The falling New Zealand dollar will be welcomed by most people: the reasons for the fall are less encouraging.
The New Zealand dollar has fallen from $US0.75 to $US0.70 in three weeks, and looks headed for the mid $US0.60s.
“We needed this fall as part of rebalancing the economy for growth, but the fall is because the global picture doesn’t look too flash,” says ANZ National Bank chief economist Cameron Bagrie.
Part of the reason is what he calls “pygmy trading” - currency investors are headed for the least unattractive currencies, which, because the United States dollar took its punishment earlier, is the greenback at the moment.
Westpac market economist Michael Gordon calls this “the battle of the uglies” and says the greenback “is not gaining on its own merits”.
The Australian dollar has fallen further than the New Zealand currency – meaning New Zealand exporters across the Tasman could see profits squeezed – but this may be short lived.
“The big driver is the global fall in commodity prices: oil, industrials, metals and minerals are the main ones,” Bagrie says.
“But we haven’t really seen it reach us in terms of what commodities New Zealand produces yet.”
The past month has seen, at an international level, signs of a global slowdown, even in those surging emerging economies such as China, India and Brazil; and, locally, confirmation New Zealand has been in a recession for the first half of this year.
But there are silver linings.

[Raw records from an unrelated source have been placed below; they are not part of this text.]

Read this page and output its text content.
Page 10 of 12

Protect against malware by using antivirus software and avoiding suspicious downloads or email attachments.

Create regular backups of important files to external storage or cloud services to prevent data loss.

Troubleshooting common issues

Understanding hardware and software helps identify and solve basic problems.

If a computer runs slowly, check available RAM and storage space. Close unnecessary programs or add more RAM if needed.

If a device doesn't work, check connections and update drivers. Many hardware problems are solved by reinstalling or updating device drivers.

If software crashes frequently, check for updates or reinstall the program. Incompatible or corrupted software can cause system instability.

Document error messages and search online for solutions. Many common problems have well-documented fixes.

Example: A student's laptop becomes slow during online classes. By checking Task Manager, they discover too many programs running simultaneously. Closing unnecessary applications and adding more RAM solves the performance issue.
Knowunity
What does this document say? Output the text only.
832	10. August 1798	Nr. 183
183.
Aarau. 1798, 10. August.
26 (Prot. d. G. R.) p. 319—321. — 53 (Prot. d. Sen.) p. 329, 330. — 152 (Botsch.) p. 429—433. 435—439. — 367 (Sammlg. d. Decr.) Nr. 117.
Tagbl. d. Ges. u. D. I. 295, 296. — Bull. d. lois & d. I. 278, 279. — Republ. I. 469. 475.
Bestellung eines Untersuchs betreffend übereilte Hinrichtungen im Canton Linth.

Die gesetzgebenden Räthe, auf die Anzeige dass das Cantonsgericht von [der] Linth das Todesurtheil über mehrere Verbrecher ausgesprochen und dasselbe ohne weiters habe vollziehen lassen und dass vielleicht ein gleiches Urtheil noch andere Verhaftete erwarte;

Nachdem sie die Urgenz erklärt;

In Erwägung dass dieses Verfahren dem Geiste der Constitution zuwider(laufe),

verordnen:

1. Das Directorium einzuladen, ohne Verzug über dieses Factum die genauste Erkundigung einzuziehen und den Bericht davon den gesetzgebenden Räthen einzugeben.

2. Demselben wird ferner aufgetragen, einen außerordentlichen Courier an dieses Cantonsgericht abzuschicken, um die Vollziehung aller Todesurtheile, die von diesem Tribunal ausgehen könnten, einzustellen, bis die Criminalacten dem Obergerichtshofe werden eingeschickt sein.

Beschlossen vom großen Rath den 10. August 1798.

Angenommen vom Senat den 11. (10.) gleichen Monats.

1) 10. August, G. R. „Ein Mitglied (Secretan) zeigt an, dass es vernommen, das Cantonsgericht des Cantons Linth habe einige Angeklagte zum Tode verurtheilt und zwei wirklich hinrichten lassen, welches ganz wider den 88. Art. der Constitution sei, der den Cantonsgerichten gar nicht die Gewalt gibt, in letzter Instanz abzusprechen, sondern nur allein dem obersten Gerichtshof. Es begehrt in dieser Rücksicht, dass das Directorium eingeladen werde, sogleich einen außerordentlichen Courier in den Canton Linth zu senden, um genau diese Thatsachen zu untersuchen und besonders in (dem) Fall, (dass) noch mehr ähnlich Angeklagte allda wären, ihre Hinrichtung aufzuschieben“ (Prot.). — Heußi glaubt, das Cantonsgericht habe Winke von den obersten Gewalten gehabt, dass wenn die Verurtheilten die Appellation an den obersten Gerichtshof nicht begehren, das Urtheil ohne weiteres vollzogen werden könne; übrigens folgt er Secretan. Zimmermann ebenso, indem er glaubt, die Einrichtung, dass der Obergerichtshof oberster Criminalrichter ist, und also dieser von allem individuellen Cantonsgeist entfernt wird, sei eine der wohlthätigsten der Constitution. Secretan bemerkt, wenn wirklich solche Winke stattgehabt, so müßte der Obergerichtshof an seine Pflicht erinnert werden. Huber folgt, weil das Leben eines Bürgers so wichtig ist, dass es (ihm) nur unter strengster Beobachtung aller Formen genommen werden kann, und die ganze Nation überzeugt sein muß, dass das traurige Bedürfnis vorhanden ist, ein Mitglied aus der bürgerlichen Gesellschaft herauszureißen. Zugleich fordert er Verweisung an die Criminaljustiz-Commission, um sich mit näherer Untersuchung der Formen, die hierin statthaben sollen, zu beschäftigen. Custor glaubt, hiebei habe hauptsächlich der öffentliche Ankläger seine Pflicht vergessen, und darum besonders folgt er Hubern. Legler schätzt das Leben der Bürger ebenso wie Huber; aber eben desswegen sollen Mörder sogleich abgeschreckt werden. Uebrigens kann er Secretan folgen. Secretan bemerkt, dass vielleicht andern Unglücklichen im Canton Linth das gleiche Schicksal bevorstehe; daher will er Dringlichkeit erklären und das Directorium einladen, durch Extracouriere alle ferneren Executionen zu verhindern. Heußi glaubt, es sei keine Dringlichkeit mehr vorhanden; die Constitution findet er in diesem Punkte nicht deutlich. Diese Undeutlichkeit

The fall in oil prices, in particular, is a source of relief for New Zealand. The risk of the fall in the New Zealand dollar leading to a rush of imported inflation, mostly in the form of higher fuel costs, could have put the Reserve Bank in an extremely awkward position as it plans further interest rate cuts.
A downward shift in the New Zealand currency has been long predicted: it was seen as over-valued, given the New Zealand likely economic performance over this year, and the main factor keeping it high was seen as being the “carry trade” of investors in places such as Japan.
The “unwinding” of the carry trade though has yet to take place in any significant numbers.
“The Japanese housewives still seem loaded up to the hilt,” says Bagrie.
The other change this week has been the altered outlook across the ditch. The Reserve Bank of Australia surprised many this week by signalling a shift towards easing interest rates.
“That’s led to a sharp fall in the Aussie dollar,” says Gordon.
“There’s been a significant turnaround in views on the Australian economic outlook – even a month ago the discussion was about their bias towards lifting interest rates, and suddenly they signalled they would probably cut next month.”